Pechtold maakte van de gelegenheid gebruik om zijn stempel op de
financiele plannen te drukken. Na drie dagen onderhandelen in de
fractiekamer van D66 werden VVD, CDA, D66, GroenLinks en ChristenUnie
het eens over onder ander beperking van de hypotheekrenteaftrek, een
snellere verhoging van de AOW-leeftijd en modernisering van het
ontslagrecht: maatregelen waar D66 al jaren voor pleitte, maar waar tot
dan toe geen meerderheid voor was in de Kamer.
'Het Lenteakkoord was een van mijn hoogtepunten in de politiek: dat ik
met D66 voor het eerst directe invloed had op het regeringsbeleid. Het
was een keerpunt: van oppositiepartij werden we weer bestuurderspartij.
Terwijl Jan Kees de Jager met de pet in de hand langs de fracties ging,
werd ik gebeld door Arie Slob van de ChristenUnie: zullen we kijken wat
we bij Rutte voor elkaar kunnen krijgen? Samen met Jolande Sap van
GroenLinks hebben we toen voor 12,5 miljard aan de begroting verbouwd.'
'En de onderhandelingen vonden ook nog plaats in de fractiekamer van
D66. Dat is wat ik het mooist vind in de politiek: de procedures kennen,
het schaakbord overzien en de kans grijpen om echt iets te veranderen.
Dat is het edele handwerk. Het was ook belangrijk voor de politieke
stabiliteit: dat we als middenpartijen lieten zien dat het mogelijk was
ondanks de politieke polarisatie moeilijke hervormingen door te voeren.
Op die weg zijn we doorgegaan.'
Tijdens het kabinet Rutte II van VVD en PvdA kreeg u van de linkerflank
de kritiek dat u met de 'constructieve drie' - D66, ChristenUnie en SGP
- een asociaal bezuinigingskabinet in het zadel hield.

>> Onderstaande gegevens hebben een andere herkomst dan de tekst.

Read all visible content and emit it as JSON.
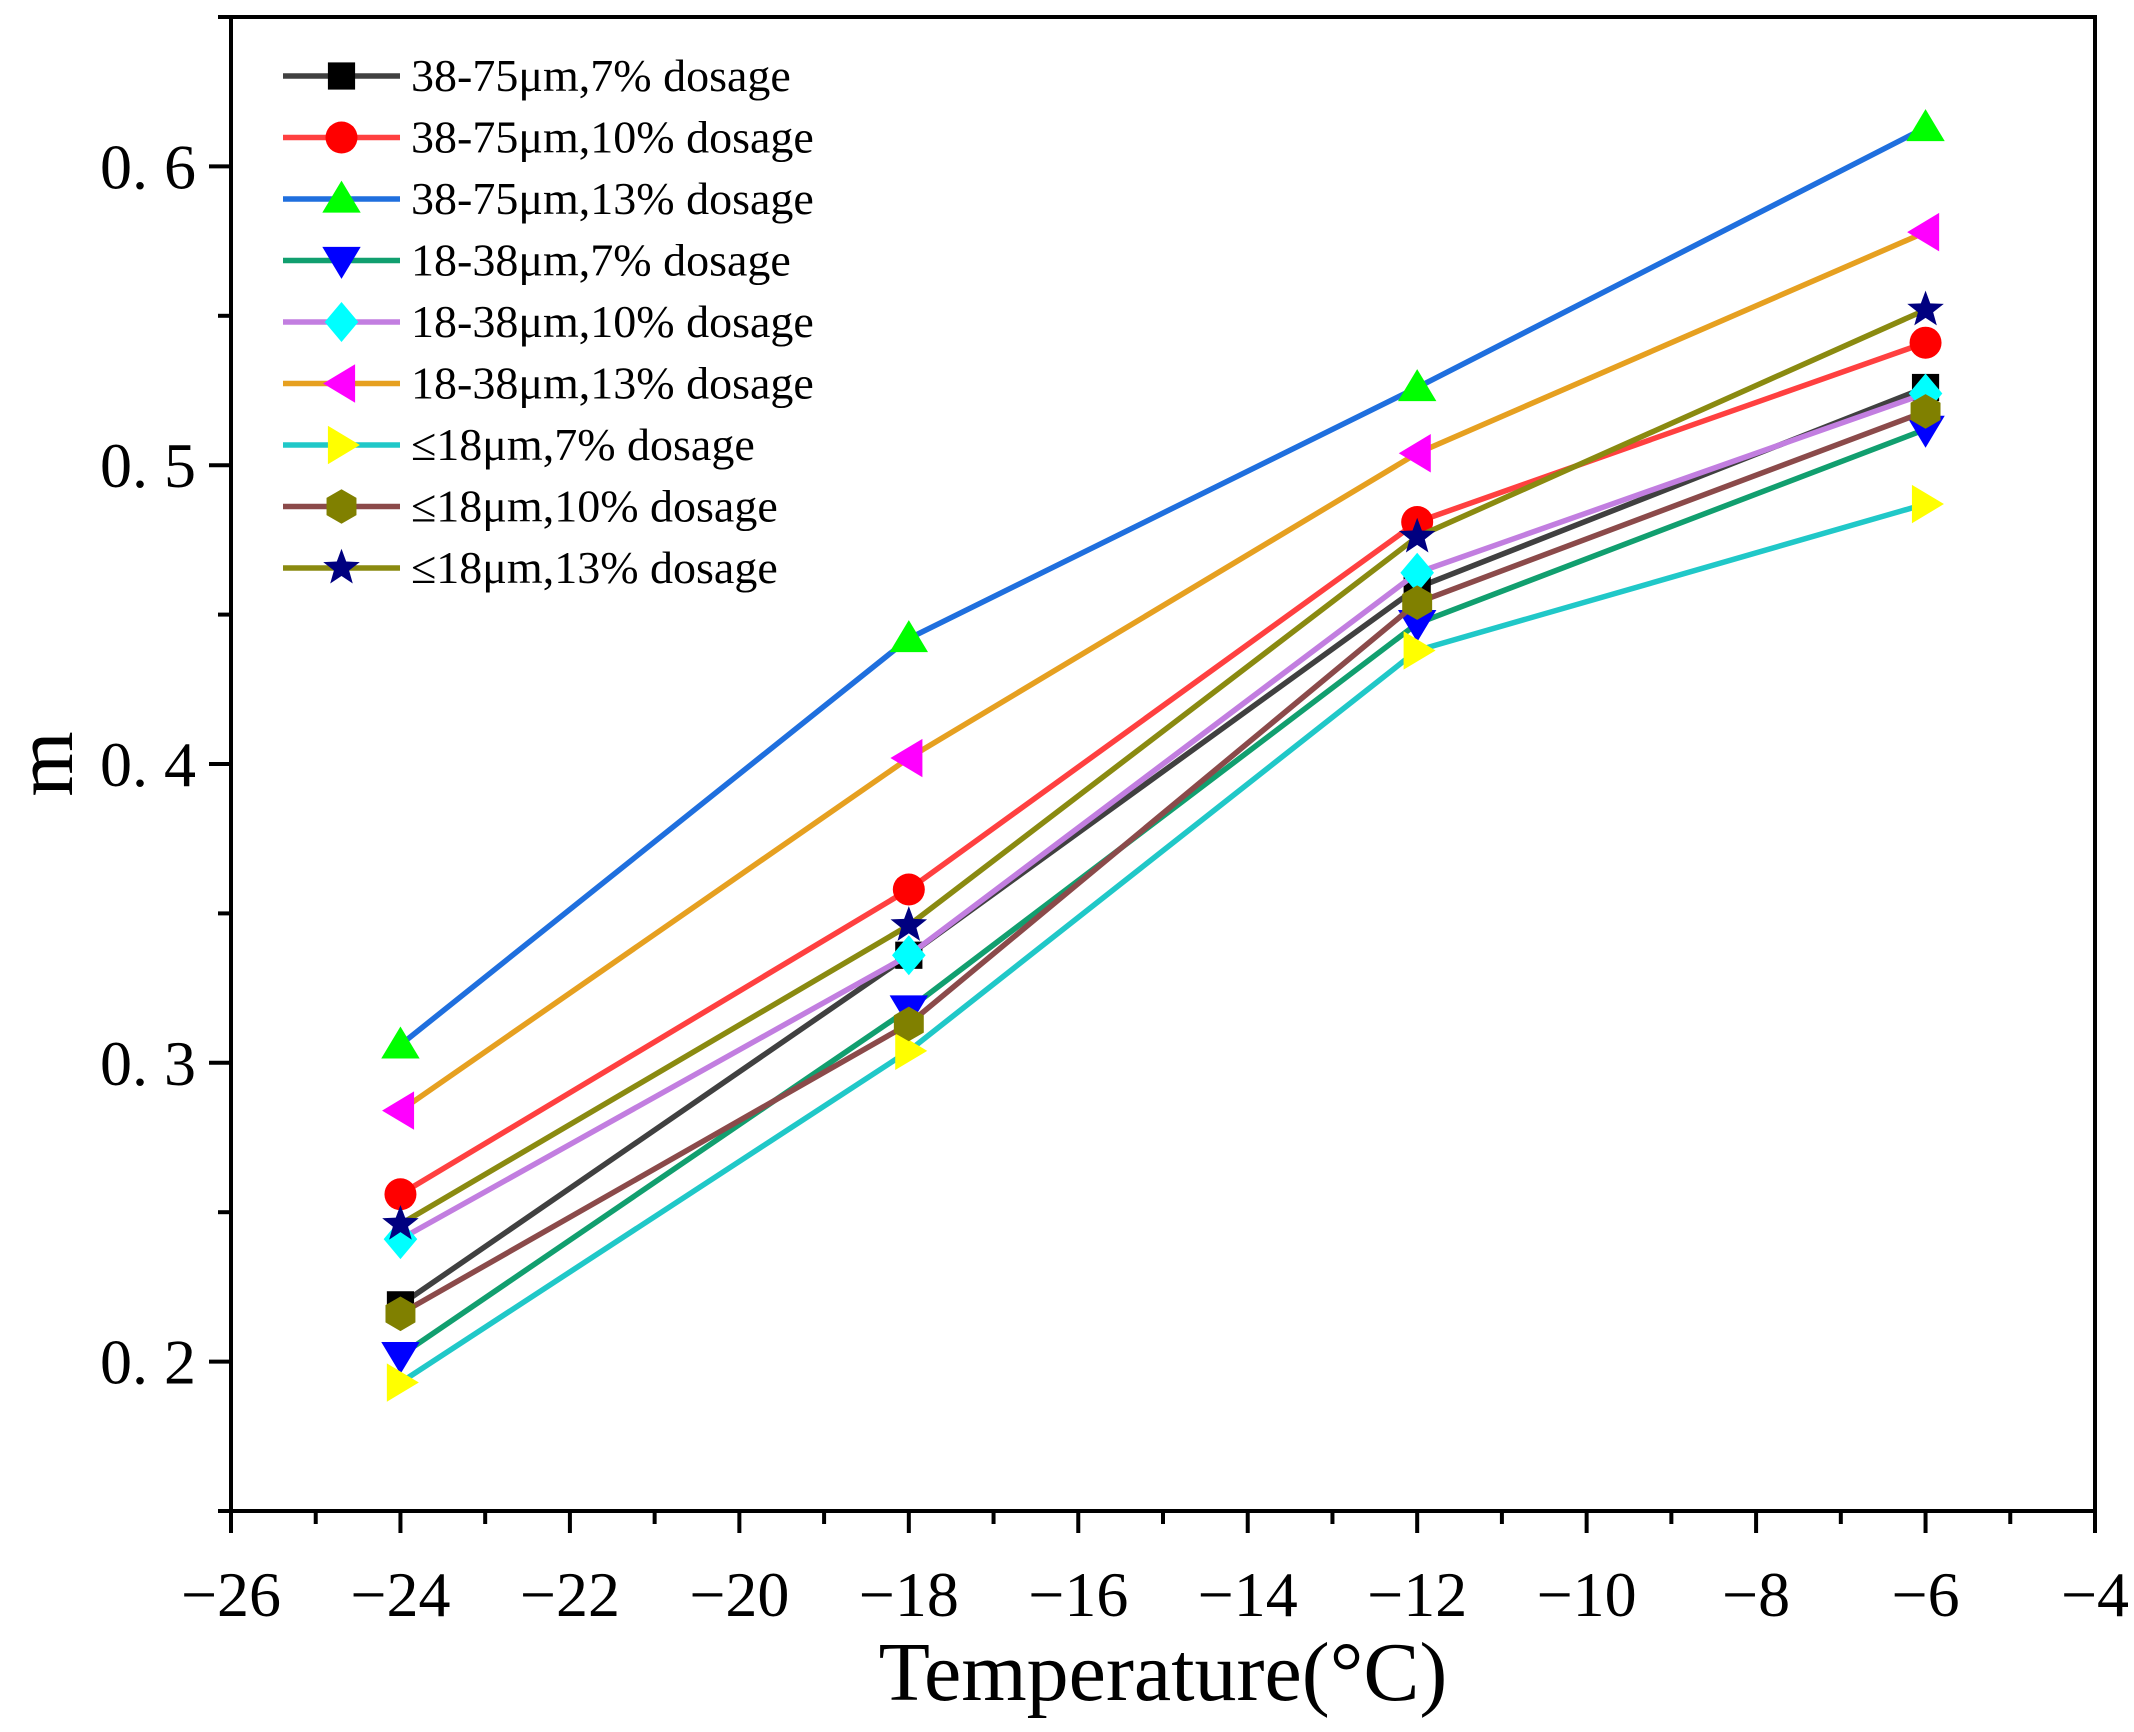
{
  "chart_data": {
    "type": "line",
    "title": "",
    "xlabel": "Temperature(°C)",
    "ylabel": "m",
    "xlim": [
      -26,
      -4
    ],
    "ylim": [
      0.15,
      0.65
    ],
    "x_ticks": [
      -26,
      -24,
      -22,
      -20,
      -18,
      -16,
      -14,
      -12,
      -10,
      -8,
      -6,
      -4
    ],
    "x_tick_labels": [
      "−26",
      "−24",
      "−22",
      "−20",
      "−18",
      "−16",
      "−14",
      "−12",
      "−10",
      "−8",
      "−6",
      "−4"
    ],
    "y_ticks": [
      0.2,
      0.3,
      0.4,
      0.5,
      0.6
    ],
    "y_tick_labels": [
      "0. 2",
      "0. 3",
      "0. 4",
      "0. 5",
      "0. 6"
    ],
    "legend_position": "top-left",
    "x": [
      -24,
      -18,
      -12,
      -6
    ],
    "series": [
      {
        "name": "38-75μm,7% dosage",
        "values": [
          0.219,
          0.336,
          0.459,
          0.526
        ],
        "line_color": "#404040",
        "marker_color": "#000000",
        "marker": "square"
      },
      {
        "name": "38-75μm,10% dosage",
        "values": [
          0.256,
          0.358,
          0.481,
          0.541
        ],
        "line_color": "#ff4040",
        "marker_color": "#ff0000",
        "marker": "circle"
      },
      {
        "name": "38-75μm,13% dosage",
        "values": [
          0.306,
          0.442,
          0.526,
          0.613
        ],
        "line_color": "#1f6fde",
        "marker_color": "#00ff00",
        "marker": "triangle-up"
      },
      {
        "name": "18-38μm,7% dosage",
        "values": [
          0.202,
          0.318,
          0.447,
          0.512
        ],
        "line_color": "#119f6f",
        "marker_color": "#0000ff",
        "marker": "triangle-down"
      },
      {
        "name": "18-38μm,10% dosage",
        "values": [
          0.241,
          0.336,
          0.464,
          0.524
        ],
        "line_color": "#c27ee0",
        "marker_color": "#00ffff",
        "marker": "diamond"
      },
      {
        "name": "18-38μm,13% dosage",
        "values": [
          0.284,
          0.402,
          0.504,
          0.578
        ],
        "line_color": "#e6a020",
        "marker_color": "#ff00ff",
        "marker": "triangle-left"
      },
      {
        "name": "≤18μm,7% dosage",
        "values": [
          0.193,
          0.304,
          0.438,
          0.487
        ],
        "line_color": "#20c8c8",
        "marker_color": "#ffff00",
        "marker": "triangle-right"
      },
      {
        "name": "≤18μm,10% dosage",
        "values": [
          0.216,
          0.313,
          0.454,
          0.518
        ],
        "line_color": "#8b4a4a",
        "marker_color": "#808000",
        "marker": "hexagon"
      },
      {
        "name": "≤18μm,13% dosage",
        "values": [
          0.246,
          0.346,
          0.476,
          0.552
        ],
        "line_color": "#8a8a10",
        "marker_color": "#000080",
        "marker": "star"
      }
    ]
  }
}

'Die kritiek heb ik altijd onzin gevonden. Als je iets wilt bereiken,
moet je ervoor zorgen dat je aan tafel zit. Als politieke partij heb je
de dure plicht ervoor te zorgen dat je met je stemmen zo veel mogelijk
invloed krijgt. Toen Jeroen Dijsselbloem in 2013 als minister van
Financien langs de fracties ging om steun voor de begroting, haakten de
SP en GroenLinks al snel af, maar met de ChristenUnie en de SGP konden
we het kabinetsbeleid bijbuigen op belangrijke punten, zoals
lastenverlichting en versnelde aanpassing van het ontslagrecht.'
'Dat akkoord werd het 'crematoriumakkoord' genoemd omdat we het heel
onhandig voor een zwart gordijn presenteerden, maar het was een
belangrijk moment. Na het Lenteakkoord lieten we opnieuw zien dat D66
concrete resultaten kon boeken. Die houding heeft er uiteindelijk toe
geleid dat we 2017, in een totaal versplinterd politiek landschap, een
kabinet konden vormen met de VVD, het CDA en de ChristenUnie.'
Ik welke opzichten heeft u de Haagse politiek zien veranderen, de
afgelopen jaren?
'De politiek is steeds banger geworden om voor zichzelf op te komen. Dat
begon al met Pim Fortuyn, die van leer trok tegen de politiek die er een
puinhoop van zou hebben gemaakt en die niet naar de mensen zou
luisteren. Toen kwam Rita Verdonk. Vervolgens ging Geert Wilders te keer
over het 'nepparlement'. En nu hebben we Thierry Baudet die doet alsof
Den Haag bevolkt wordt door zakkenvullers en baantjesjagers, en die zijn
neus ophaalt voor Kamerdebatten.'
'Het wantrouwen tegen de politiek is steeds groter geworden. Er zijn nog
maar weinig politici die het systeem durven te verdedigen. Bijna niemand
durft te zeggen: tot hier en niet verder. Zo groot is de angst om de
boze burger tegen te spreken. Er is bijvoorbeeld nauwelijks een
politicus te vinden die de wachtgeldregeling durft te verdedigen, uit
angst om als een zakkenvuller te worden gezien. En niemand durft te
zeggen dat Kamerleden veel meer ondersteuning nodig hebben. De
gemiddelde lobbyist die in de Kamer langskomt, heeft tegenwoordig meer
ondersteuning dan Kamerleden zelf. Anderhalve medewerker heb je, en daar
moet je het mee doen tegenover ministeries met duizenden ambtenaren. Zo
hol je de democratie langzaam uit.'
'De politiek is ook zo gepolariseerd dat de schoonheid van het compromis
niet meer wordt gezien. Als politicus moet je bereid zijn je rug recht
te houden en de kiezers mee te nemen in de compromissen die je sluit.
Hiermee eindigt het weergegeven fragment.